Climate change is having a more pronounced impact on northern, colder lakes. On Lake Superior—the largest, deepest, coldest and northernmost of the Great Lakes—average ice cover has decreased from 23 percent to 12 percent over the last century, and summer temperatures have increased about 6.3 degrees Fahrenheit over the same time.

Over the past century temperatures have increased about 2 degrees Fahrenheit in the Great Lakes region as a whole.

And just in the past 40 years, ice cover on the Great Lakes has declined by 71 percent total.

“If you look at the distribution of climate change responses in the atmosphere, it's stronger at higher latitudes. We see a lot of warming at the poles," said Jay Austin, a researcher and professor of physics and astronomy at the University of Minnesota, Duluth Large Lakes Observatory.

Bringing back coal. And mercury.

This contamination is worrisome for people throughout the region as mercury is highly toxic and has long prompted fish consumption advisories throughout the Great Lakes and regional inland lakes, rivers.

Eating polluted fish is the primary reason for human mercury exposure. The toxic is most harmful to fetuses, babies and children, as it can prevent proper brain development. Children exposed to mercury in the womb are more likely to have problems with memory, attention, language and motor skills.

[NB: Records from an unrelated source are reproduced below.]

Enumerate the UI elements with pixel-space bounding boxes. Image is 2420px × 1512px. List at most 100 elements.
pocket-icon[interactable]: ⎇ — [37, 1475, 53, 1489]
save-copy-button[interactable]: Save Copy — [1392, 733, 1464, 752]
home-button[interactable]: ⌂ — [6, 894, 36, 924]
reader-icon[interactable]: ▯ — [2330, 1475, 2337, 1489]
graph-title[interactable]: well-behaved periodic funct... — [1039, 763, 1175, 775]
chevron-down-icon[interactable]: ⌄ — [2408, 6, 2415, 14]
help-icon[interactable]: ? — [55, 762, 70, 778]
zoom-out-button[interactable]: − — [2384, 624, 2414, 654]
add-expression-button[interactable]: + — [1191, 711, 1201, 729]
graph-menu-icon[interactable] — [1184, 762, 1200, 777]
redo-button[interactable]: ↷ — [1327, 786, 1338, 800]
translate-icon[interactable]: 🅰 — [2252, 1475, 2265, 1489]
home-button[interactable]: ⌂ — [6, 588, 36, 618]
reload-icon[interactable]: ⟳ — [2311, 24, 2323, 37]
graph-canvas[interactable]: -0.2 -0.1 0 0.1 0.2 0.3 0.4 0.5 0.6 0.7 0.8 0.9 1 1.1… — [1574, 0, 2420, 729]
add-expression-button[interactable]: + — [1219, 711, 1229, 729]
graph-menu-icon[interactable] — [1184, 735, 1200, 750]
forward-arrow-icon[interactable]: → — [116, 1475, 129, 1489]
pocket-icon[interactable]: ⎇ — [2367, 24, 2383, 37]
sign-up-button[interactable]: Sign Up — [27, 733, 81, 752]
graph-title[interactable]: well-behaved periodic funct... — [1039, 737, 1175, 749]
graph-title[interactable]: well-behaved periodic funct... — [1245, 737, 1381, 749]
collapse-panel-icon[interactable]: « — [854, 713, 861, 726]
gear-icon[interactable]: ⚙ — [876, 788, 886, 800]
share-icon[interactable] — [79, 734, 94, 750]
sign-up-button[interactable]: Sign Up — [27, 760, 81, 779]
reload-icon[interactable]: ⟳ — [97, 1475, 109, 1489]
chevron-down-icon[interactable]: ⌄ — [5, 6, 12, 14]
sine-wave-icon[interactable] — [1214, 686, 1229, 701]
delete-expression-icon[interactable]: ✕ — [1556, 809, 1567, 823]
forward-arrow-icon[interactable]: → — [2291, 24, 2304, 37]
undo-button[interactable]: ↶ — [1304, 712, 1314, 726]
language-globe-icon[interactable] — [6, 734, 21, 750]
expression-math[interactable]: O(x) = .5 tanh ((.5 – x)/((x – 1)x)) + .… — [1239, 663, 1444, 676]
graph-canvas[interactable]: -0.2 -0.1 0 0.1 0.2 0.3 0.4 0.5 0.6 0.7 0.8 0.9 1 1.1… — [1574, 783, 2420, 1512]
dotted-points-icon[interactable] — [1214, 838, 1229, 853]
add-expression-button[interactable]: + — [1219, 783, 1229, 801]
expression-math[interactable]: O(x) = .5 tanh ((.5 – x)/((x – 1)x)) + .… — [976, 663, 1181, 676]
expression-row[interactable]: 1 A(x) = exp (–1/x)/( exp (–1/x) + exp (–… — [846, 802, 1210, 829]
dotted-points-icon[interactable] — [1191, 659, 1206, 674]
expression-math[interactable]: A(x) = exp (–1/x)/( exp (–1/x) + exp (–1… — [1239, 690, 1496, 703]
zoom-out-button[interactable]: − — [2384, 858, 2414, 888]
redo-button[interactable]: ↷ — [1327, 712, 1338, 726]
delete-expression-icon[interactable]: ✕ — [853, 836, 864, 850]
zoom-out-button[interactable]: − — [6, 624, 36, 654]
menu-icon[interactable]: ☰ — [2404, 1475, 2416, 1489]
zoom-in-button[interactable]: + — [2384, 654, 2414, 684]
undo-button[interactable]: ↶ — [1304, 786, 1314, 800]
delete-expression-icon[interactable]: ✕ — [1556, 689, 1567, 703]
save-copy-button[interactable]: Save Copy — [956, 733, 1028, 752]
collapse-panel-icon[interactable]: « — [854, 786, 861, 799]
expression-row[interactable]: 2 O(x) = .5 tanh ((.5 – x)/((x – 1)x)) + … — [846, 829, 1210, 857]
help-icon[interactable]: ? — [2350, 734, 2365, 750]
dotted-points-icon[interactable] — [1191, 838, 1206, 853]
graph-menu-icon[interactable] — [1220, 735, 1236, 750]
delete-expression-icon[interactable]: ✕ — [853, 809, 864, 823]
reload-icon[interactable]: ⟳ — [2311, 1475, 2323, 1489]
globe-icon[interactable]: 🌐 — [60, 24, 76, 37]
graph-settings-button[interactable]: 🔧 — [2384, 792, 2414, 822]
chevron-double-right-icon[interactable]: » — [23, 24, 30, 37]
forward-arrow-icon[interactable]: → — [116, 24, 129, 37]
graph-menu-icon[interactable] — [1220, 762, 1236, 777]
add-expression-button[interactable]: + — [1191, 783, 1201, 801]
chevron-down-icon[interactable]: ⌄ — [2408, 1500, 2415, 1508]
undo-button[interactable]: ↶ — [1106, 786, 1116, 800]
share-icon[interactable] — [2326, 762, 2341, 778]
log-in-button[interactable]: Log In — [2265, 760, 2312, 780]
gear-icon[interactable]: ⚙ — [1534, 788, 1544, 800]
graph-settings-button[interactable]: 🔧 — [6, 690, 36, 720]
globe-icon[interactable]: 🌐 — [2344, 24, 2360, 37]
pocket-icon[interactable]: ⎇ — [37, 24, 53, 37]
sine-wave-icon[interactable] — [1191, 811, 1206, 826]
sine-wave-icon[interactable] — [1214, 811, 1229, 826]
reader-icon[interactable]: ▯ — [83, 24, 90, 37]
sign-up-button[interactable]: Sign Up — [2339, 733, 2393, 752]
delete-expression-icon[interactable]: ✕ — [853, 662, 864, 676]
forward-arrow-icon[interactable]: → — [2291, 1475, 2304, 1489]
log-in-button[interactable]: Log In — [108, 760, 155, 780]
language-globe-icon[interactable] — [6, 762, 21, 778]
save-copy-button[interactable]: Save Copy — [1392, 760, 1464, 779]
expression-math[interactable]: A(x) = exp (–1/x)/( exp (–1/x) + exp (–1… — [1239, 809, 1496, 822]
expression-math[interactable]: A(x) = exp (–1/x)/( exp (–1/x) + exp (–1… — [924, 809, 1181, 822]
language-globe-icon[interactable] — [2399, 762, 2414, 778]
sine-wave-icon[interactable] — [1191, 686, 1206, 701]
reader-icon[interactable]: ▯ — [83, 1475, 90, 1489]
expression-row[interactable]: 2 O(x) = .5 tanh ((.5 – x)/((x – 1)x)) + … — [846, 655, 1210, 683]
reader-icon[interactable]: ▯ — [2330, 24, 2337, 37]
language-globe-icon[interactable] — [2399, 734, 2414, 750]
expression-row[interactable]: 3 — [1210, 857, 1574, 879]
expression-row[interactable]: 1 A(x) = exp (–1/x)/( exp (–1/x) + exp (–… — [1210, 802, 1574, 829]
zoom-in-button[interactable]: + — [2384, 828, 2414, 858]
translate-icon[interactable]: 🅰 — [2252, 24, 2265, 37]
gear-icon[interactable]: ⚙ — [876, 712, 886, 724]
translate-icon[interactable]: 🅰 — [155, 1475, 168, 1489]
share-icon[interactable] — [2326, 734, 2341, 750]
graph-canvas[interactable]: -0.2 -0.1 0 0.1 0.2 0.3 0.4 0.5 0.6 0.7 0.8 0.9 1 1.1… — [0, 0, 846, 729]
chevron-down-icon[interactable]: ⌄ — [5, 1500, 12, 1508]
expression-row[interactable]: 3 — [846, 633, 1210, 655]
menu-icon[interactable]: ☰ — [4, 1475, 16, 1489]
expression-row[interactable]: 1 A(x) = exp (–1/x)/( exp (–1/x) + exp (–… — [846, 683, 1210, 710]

"We're seeing a pattern: This is not a one shot deal."-Charles Driscoll, Syracuse University

A health survey of Michigan, Wisconsin and Minnesota found that 8 percent of newborns had mercury levels above the safe limit set by the U.S. Environmental Protection Agency.

Mercury gets into the air and water from manmade sources such as the burning of fossil fuels. An estimated 37 percent of current annual human mercury emissions are due to such burning, mostly coal. Another 25 percent of emissions are estimated from small-scale gold mining.

China and India have dominated total mercury emissions over the past decade or so. But even with their gains, mercury emissions peaked in the 1970s and have been “relatively stable" since, according to a report last year.

In 2016, U.S. coal production hit its lowest point since 1978, according to the U.S. Energy Information Administration. And despite global mercury transport, local emissions reductions matter—in December researchers reported that from 1992 to 2014 mercury concentrations in Northeastern U.S. air dropped significantly as a direct result of closing and cleanup up coal-fired plants in the region.

However, this trend is in jeopardy as President Donald Trump has signaled a desire to both bring back coal and do away with environmental and health regulations that target it.

President Trump has vowed to cut Barack Obama's 2013 Climate Action Plan, including the Clean Power Plan, which aimed to slash greenhouse gas emissions from electric utilities by about 30 percent.

The EIA's short-term energy outlook, revised earlier this month, estimates a 7 percent increase in U.S. coal production in 2017. In October, before the election, it forecast a 1.4 percent increase.